Решили было, что на нее снизошла Божественная благодать. А потом выяснили, что в раннем детстве она провела несколько лет в доме одного старика-священника. Он любил читать вслух древние книги. Девочка и не думала запоминать эту декламацию, да и не смогла бы всего запомнить. А вот – запомнилось!
Запоминаются не только слуховые и зрительные восприятия. Человеческий организм запечатлевает весь комплекс своего жизненного действия – в прямой последовательности во времени и в пространстве. Аппарат запоминания снабжен как бы внутренними часами и внутренним календарем, непрерывно действующими в организме. Это обнаруживается в опытах, которые кажутся неправдоподобными.

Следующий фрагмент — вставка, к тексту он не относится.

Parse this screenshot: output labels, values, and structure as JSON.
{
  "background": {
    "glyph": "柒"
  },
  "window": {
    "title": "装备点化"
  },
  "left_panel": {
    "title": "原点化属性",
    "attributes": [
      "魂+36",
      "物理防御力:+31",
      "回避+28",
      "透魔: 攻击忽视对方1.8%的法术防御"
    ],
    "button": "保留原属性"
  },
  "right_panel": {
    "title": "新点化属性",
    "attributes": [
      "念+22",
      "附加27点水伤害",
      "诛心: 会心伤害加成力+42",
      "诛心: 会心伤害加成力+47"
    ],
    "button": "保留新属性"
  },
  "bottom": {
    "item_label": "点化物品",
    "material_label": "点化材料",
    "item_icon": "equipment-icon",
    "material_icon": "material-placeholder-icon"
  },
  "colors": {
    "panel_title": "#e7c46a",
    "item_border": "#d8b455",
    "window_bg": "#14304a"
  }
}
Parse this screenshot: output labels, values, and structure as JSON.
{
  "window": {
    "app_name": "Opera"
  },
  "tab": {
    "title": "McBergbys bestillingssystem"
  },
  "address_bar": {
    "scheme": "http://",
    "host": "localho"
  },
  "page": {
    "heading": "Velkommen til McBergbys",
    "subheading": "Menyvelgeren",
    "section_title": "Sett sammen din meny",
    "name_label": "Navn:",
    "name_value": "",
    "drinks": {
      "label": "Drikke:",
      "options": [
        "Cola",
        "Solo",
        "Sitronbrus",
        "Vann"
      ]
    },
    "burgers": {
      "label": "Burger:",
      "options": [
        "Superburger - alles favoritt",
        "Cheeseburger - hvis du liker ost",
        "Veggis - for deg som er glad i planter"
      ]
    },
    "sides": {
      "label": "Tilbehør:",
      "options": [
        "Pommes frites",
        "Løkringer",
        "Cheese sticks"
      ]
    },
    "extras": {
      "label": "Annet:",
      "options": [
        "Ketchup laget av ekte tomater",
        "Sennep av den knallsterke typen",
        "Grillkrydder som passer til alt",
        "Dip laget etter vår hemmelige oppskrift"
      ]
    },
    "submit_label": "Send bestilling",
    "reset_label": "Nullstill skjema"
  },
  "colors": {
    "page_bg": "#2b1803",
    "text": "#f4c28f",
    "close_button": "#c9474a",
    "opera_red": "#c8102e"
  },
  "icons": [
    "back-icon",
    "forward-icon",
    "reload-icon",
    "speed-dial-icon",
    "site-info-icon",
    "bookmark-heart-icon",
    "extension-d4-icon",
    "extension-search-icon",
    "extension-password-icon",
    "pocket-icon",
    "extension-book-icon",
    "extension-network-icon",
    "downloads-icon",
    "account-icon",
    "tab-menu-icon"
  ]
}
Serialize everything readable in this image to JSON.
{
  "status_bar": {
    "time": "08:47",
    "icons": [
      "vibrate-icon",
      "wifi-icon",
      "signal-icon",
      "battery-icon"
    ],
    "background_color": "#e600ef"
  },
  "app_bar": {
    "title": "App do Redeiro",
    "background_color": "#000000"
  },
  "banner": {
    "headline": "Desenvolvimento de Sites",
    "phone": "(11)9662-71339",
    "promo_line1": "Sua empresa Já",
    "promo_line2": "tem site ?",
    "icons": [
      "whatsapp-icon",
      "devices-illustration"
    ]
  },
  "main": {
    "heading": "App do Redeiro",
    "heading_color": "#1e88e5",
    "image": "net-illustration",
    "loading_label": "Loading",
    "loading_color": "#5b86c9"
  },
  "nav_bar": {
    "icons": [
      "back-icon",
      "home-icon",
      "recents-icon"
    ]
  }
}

Один такой опыт описан профессором К. И. Платоновым. В 1929 году случилось профессору лечить больного Р., страдавшего тяжелой формой истерического невроза. Больной выздоровел, а года через полтора приехал случайно по делам службы в город, где он лечился, и К. И. Платонов решил воспроизвести у него, в виде эксперимента, следы прошлого патологического состояния. Цитируем: "Приведя его в состояние внушенного сна, ему внушили: "Сегодня у нас 20 декабря 1929 года (дата его поступления в стационар), проснитесь!" При этом в разговоре мы сознательно совершенно не касались его прошлой патологической симптоматики. Р. проснулся, и, действительно, мы увидели перед собой прежнего больного: выражение лица тревожно-угнетенное, со страхом озирается по сторонам, на вопросы отвечает неохотно, раздражен. На предложение встать и идти в палату стал оглядываться по сторонам, ища палку, без которой он тогда не мог ходить. Словесной инструкцией: "Спать!" он был быстро усыплен, после чего ему было сделано внушение обратного характера: "Сейчас 20 февраля 1931 года, проснитесь!" Проснулся с хорошим самочувствием, содержание сеанса не помнит".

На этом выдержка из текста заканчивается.